Quand le réel contredit le scénario
Le film naît d’un décalage. Arrivée dans le Hoggar avec un imaginaire façonné par les récits familiaux : caravanes, immensité silencieuse, présence diffuse des esprits. La réalisatrice se heurte à une réalité qui contredit ces images. Le désert qu’elle parcourt est habité, connecté, parfois urbanisé. Des piscines, des bibliothèques, des restaurants surgissent là où elle attendait l’isolement.
Ce choc initial devient le moteur du film. Plutôt que de corriger le réel pour qu’il corresponde à ses attentes, Leïla Artese Benhadj choisit de renoncer à son scénario. Ce geste, qui semblerait anecdotique, constitue en réalité une prise de position forte. Elle refuse la folklorisation et évite de fabriquer un désert conforme aux fantasmes. Le documentaire se construit alors dans un rapport direct à ce qui advient, dans une forme d’écoute qui laisse le monde imposer son rythme.
Cette « trahison heureuse du réel » devient une méthode. Le film avance sans chercher à démontrer, préférant accueillir les contradictions. À cet égard, il s’inscrit dans une tradition documentaire où le regard ne précède pas le réel mais s’y ajuste, au risque de l’incertitude. On pense, par moments, à certaines approches du cinéma de Tony Gatlif, dans cette capacité à laisser affleurer la vie sans la contraindre.
Filmer sans conclure : une éthique du passage
La question écologique, omniprésente sans être explicitement thématisée. L’eau, ressource rare, structure les déplacements, conditionne les modes de vie, impose même le rythme du tournage. Le désert n’est pas un décor, mais un acteur à part entière, qui infléchit les trajectoires humaines.
La relative absence des hommes à l’écran participe de cette même logique d’observation. Interrogée à ce sujet, la réalisatrice évoque un constat plutôt qu’un choix : dans les campements visités, les hommes ont migré vers les centres urbains, où ils occupent désormais des fonctions économiques. Le film enregistre ce déplacement sans le commenter, fidèle à sa ligne de conduite.

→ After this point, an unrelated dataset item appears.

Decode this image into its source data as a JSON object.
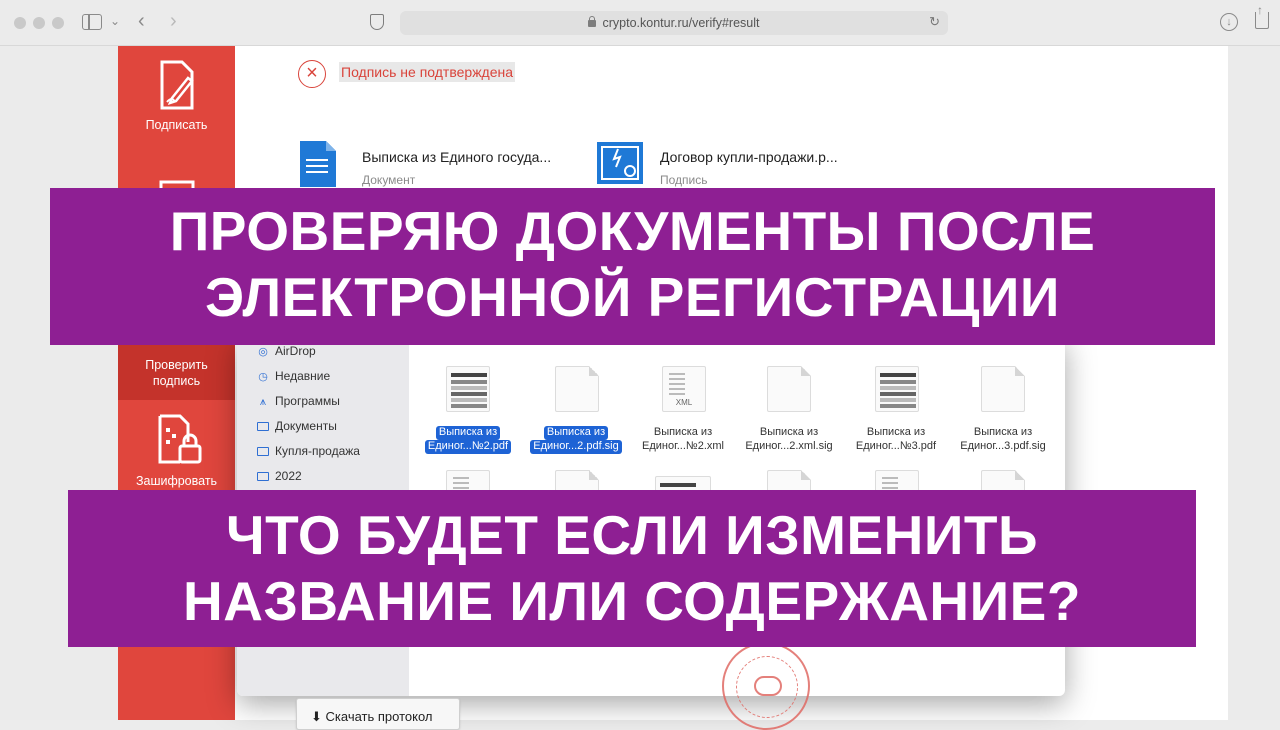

À plusieurs reprises, le spectateur pourrait être tenté de lire le film comme le témoignage d’une disparition. Pourtant, Tin Hinan, la dernière nomade refuse cette interprétation. Ce que le film donne à voir dans ses dernières images : Fatimata qui démonte son campement, Lella qui rentre à l’école n’est pas la fin d’un monde, mais son passage vers autre chose.
Après son premier court-métrage La Reine des fourmis, Leila confirme ici une écriture où le doute devient une méthode, et le regard, une forme d’engagement.
Après sa présentation à Saint-Louis dans le cadre du StLouis’Docs 2026, le film poursuit son chemin. Non comme une œuvre qui capture un monde qui disparaît, mais comme une tentative, rare, d’accompagner sa transformation.